Jennifer @ Seasons and Suppers
I think this is just about my perfect salad! Love everything about it (especially the baked goat cheese part 🙂
Cheyanne Bany
The goat cheese is my favorite part too, Jennifer! Thanks so much for the comment! Cheers, girlfriend!
Gayle @ Pumpkin ‘N Spice
It sounds like you had a wonderful weekend with your mom, Cheyanne!
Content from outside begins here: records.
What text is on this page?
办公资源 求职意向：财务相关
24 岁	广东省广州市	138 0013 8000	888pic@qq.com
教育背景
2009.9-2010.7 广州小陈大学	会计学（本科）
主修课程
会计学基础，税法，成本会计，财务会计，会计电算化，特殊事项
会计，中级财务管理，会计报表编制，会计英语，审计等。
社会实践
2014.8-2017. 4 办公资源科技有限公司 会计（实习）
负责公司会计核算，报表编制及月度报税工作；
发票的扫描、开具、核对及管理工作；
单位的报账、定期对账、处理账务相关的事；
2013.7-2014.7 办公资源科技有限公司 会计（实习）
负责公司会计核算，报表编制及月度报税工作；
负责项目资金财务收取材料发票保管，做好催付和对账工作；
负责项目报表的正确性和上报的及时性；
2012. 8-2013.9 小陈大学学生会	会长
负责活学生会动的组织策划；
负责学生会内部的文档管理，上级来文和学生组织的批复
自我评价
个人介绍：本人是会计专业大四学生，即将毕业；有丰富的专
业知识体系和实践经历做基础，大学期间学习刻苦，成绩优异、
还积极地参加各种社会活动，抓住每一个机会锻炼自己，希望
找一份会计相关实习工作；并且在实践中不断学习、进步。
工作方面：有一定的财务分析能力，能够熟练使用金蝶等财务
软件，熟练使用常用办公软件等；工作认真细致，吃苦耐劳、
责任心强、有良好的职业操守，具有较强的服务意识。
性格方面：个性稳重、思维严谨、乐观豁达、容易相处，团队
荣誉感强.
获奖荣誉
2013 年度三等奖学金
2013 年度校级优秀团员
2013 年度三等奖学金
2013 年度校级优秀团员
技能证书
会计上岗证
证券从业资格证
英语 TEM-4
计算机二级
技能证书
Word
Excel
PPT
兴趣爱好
I can’t wait to see that sangria recipe! And this salad is absolutely stunning! You seriously take the most gorgeous pictures. I love that you shredded the brussels sprouts and added in baked goat cheese and cranberries. That’s my kind of salad! Pinned and can’t wait to try this!
Cheyanne Bany
I did have a fabulous weekend, Gayle! And I guess I am going to have to post that Sangria, huh? Thank you so much for your sweet comment, you totally made my day because I always get so frustrated with my photos! 🙂 AND thank you for the pin! You are awesome! Cheers!! <3
Marsha | Marsha’s Baking Addiction
This looks absolutely divine, Cheyanne! I love the baked goat cheese!
Cheyanne Bany
Thank you so much, Marsha! Goat cheese anything rocks the house, right?! Cheers!
MaryAnn | The beach House Kitchen
This is the salad dreams are made of Cheyanne!!I love everything about it!! The sprouts, the cranberries, the walnuts and those goat cheese rounds push it over the top!! Well done my friend! Can’t wait to try this beauty! Pinned!
Cheyanne Bany
Thank you so very much, Mary Ann! The goat cheese rounds totally makes this salad! Cheers, my friend and thank you for the pin!!
Kate @ Framed Cooks
Mama love is the best!! And, maybe with this GORGEOUS dish I can finally bring my stubborn husband over to the brussels sprout side, because who could resist this??? Love it and pinned! Cheers my friend. xoxo
Cheyanne Bany
I couldn’t agree more, Kate! Mama love is the best for sure! Thank you so much for the kind words!! Cheers, my dear! xoxo
Dannii @ Hungry Healthy Happy
It always makes me so happy to see brussels sprouts getting more love in the blogging world. I love them, and there is so much that you can do with them. I love the little bits of goats cheese too.
Cheyanne Bany
Right, Dannii! I’m all about the sprouts! Thanks so much for the sweet comment! Cheers!